OECD sees improved economic outlook

The Organization for Economic Cooperation and Development believes the global economy will bounce back from the coronavirus pandemic, and grow by as much as 4.2% in 2021.

This is the same rate the economy is expected to decline this year.

At a news conference in Paris on Tuesday, OECD Secretary General Angel Gurria said while the outlook appeared “vigorous” almost all countries will have smaller economies at the end of 2021 than at the end of 2019.

Gurira said recent vaccine announcements had provided much-needed hope.

But he noted that many countries are still fighting a resurgence of the virus, saying, “And the re-imposition of containment measures is denting the economic rebound that had begun.”

Global GDP in the fourth quarter of 2020 is expected to be 3% below the same quarter last year, while for the Euro area and the US the decline is projected to be 7.3% and 3.2%, respectively.

The organisation had earlier reported that global trade had rebounded sharply in the third quarter with merchandise exports up 21.6% and imports up 18.1%.

However, international trade remains around 5% below its pre-pandemic level in the final quarter of 2019 and close to 10% below the most recent high seen in the third quarter of 2018.

Activity will continue to be restricted with social distancing and partly closed borders most likely remaining through the first half of 2021, the OECD Economic Outlook report said.

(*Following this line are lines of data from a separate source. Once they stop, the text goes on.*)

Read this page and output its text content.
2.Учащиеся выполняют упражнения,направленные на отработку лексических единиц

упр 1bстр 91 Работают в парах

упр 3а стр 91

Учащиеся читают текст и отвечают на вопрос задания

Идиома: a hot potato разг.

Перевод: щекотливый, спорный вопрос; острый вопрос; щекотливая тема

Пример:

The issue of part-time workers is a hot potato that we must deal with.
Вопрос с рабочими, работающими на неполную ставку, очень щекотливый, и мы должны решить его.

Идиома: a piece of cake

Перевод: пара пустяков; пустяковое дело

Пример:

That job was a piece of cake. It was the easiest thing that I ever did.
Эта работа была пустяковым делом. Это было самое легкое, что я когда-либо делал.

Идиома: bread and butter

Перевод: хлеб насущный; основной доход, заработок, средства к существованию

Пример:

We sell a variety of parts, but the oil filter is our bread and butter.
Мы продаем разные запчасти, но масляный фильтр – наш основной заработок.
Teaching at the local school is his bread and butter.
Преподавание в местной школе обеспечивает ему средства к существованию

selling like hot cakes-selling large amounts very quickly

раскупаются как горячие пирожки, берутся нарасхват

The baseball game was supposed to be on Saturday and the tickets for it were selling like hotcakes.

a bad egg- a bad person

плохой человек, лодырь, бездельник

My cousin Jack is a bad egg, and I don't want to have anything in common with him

The OECD warned that the recovery will be uneven across countries and sectors and could lead to lasting changes in the world economy. Countries with solid coronavirus testing, tracking and isolation programmes, that are able to effectively distribute vaccines, should perform comparatively well.

But the organisation said policymakers will need to maintain fiscal and public health support, adding that the 2020 economic damage would have been much worse, had it not been for massive government support to help people and businesses.

The OECD predicts the 2021 rebound in global gross domestic product will be led by a strong recovery in China, which, along with Korea, has handled the pandemic better than most countries.

In contrast, the US and Europe are expected to contribute less to the recovery than their weight in the global economy.

Among the world’s major economies, only Argentina is predicted to do worse than the UK. The OECD expects that by the end of 2021, the UK economy will be 6% smaller than before the coronavirus pandemic.

Failure by the UK to conclude a trade deal with the EU would “entail serious additional economic disturbances in the short term and have a strongly negative effect on trade, productivity and jobs in the longer term”, the report said.

The outlook provides upside and downside risk scenarios based on the effectiveness of vaccines.

Once again, the Economic Outlook provided upside and downside risk scenarios to its main projections.

The release of pent-up demand and accumulated savings may reinforce a rebound if vaccines become available faster and more widely, boosting global growth to around 5% in 2021.

But confidence may be hit if problems arise with the distribution or unexpected secondary effects of the vaccines and if the lessons from the first two waves of the pandemic are not learnt. In this scenario, global growth in 2021 would be lowered by 2.75 percentage points.

OECD chief economist Laurence Boone said, “With the prospect of vaccines and better virus management, the picture for the global economy is looking brighter, but the situation remains precarious, especially for the low-skilled and for struggling small businesses.”

She said, “With rock-bottom interest rates expected to persist, governments can and need to sustain the support to prevent long-term scarring effects of this crisis.”

The Economic Outlook noted how the crisis has worsened inequality, hitting the most vulnerable in society the hardest. High levels of unemployment, particularly among the low-skilled and young, risk persisting for years.

The report also warned that corporate debt is reaching levels last seen in the global financial crisis of a decade ago, raising the risk of insolvencies but also cutting firms’ capacity to invest, which would weaken a broader economic recovery.